Far out in the uncharted backwaters of the unfashionable end of the western spiral arm of the Galaxy lies a small, unregarded yellow sun. Orbiting this at a distance of roughly ninety-two million miles is an utterly insignificant little blue-green planet whose ape-descended life forms are so amazingly primitive that they still think digital watches are a pretty neat idea.
Douglas Adams, Hitchhiker’s Guide to the Galaxy

Eventually, these Ape Descendants rose to the very top of the apex of all the other living creatures made from star stuff. They invented the wheel. They invented God. They had wars and babies. They split the atom. One of these wars, the last one that pretty well affected everyone, was World War II. As these Ape Descendants liked to call themselves, Humankind had come a long way in killing each other. Things were dire.
Decades earlier, Humankind had finally thrown off the yoke (a bit anyway) of religious trappings that discouraged thinking outside the box. They discovered, among other things, that matter and energy are really the same thing. It helped to explain a lot.

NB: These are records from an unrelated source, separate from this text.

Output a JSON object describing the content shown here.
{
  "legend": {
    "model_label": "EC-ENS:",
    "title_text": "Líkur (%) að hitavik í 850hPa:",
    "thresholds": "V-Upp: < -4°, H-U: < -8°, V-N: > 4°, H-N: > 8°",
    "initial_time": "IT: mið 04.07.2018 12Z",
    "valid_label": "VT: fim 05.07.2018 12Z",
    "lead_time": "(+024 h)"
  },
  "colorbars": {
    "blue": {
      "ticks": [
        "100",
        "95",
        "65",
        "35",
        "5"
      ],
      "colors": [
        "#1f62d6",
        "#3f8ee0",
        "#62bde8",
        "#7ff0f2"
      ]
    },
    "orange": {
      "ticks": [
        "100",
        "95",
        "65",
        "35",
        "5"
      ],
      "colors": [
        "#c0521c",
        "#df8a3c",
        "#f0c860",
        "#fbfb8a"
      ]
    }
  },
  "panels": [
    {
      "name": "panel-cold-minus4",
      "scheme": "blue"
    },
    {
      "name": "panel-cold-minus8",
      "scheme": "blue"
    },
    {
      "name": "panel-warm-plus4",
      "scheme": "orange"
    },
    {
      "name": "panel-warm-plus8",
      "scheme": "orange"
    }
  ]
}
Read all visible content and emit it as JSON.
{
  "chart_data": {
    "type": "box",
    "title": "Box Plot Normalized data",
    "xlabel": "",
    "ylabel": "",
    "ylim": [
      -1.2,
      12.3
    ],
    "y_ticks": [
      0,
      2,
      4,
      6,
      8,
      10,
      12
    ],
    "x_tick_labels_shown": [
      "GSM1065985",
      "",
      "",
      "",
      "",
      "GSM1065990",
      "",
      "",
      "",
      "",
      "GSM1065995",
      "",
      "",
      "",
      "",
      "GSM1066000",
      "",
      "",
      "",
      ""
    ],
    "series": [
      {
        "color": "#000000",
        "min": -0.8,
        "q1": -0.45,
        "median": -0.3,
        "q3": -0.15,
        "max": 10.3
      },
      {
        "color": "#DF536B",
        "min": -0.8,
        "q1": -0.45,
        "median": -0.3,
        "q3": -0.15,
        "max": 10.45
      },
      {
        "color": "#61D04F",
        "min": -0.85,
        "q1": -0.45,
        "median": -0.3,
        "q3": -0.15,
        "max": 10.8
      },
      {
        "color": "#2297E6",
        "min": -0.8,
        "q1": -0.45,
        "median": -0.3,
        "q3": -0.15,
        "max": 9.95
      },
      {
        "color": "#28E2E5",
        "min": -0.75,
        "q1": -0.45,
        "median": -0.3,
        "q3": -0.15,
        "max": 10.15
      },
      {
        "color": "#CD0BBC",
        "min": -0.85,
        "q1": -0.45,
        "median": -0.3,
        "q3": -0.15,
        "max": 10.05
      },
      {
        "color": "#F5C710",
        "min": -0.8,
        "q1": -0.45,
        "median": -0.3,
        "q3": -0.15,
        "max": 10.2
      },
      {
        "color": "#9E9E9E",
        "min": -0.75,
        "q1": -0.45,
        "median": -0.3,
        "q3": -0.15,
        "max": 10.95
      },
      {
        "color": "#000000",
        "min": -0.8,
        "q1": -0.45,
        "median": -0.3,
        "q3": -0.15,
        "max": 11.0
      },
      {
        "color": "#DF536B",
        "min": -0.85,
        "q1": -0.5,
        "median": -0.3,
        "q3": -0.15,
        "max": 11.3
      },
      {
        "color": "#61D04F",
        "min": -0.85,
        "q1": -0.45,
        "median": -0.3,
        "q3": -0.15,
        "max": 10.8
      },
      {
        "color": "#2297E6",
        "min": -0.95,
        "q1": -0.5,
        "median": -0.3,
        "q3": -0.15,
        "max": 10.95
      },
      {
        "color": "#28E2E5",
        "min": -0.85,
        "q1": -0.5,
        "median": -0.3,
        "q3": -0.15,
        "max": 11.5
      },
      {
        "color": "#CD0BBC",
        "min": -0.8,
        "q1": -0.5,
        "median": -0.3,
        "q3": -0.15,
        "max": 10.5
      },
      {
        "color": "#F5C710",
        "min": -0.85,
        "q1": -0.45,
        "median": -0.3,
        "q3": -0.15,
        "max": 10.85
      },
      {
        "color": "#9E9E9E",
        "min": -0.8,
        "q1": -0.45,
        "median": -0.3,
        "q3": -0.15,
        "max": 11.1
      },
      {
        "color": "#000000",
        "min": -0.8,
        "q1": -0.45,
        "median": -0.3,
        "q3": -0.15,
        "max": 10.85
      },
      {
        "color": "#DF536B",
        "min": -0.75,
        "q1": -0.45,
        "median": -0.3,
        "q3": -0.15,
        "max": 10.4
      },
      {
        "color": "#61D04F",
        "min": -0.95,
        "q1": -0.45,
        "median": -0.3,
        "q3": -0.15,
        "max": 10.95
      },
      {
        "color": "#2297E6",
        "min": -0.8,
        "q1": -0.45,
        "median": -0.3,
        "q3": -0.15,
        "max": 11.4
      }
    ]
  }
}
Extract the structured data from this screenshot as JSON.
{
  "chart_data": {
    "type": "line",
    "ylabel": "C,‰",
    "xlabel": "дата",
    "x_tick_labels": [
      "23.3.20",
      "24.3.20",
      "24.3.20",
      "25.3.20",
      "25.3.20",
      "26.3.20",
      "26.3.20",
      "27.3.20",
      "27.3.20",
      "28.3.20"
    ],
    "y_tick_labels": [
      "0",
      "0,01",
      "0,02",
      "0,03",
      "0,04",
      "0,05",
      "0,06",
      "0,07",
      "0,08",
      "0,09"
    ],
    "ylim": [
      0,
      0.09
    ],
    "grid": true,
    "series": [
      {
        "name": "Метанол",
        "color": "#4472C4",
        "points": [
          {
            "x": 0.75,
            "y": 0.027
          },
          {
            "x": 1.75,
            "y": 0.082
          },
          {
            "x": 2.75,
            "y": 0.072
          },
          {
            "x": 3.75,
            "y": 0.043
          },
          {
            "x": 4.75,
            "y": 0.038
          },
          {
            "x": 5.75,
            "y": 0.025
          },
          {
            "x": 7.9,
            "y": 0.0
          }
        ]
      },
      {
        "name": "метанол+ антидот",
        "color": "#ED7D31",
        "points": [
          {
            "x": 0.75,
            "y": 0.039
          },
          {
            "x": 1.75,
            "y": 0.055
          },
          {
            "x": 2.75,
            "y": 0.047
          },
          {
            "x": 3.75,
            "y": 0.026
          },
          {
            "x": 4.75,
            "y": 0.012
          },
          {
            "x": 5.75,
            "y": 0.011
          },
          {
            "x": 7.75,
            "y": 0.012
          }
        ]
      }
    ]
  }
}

Because things were so dire, some of them got together and determined that they could use this fact to build a weapon of unheard-of power. All you needed was some tiny fraction of star stuff. Specifically, one created in minute quantities in these supernovas, or better yet, in a neutron star. A neutron star is 6 miles in diameter and weighs nearly twice as much as the sun. Wow. This stuff is called Uranium after the Greek god Uranus – the god of the sky. Double wow.

Sure enough, this super weapon ended the war and drop-kicked us into the modern age we live in now. This was never more evident than in the little, mostly unknown state of New Mexico.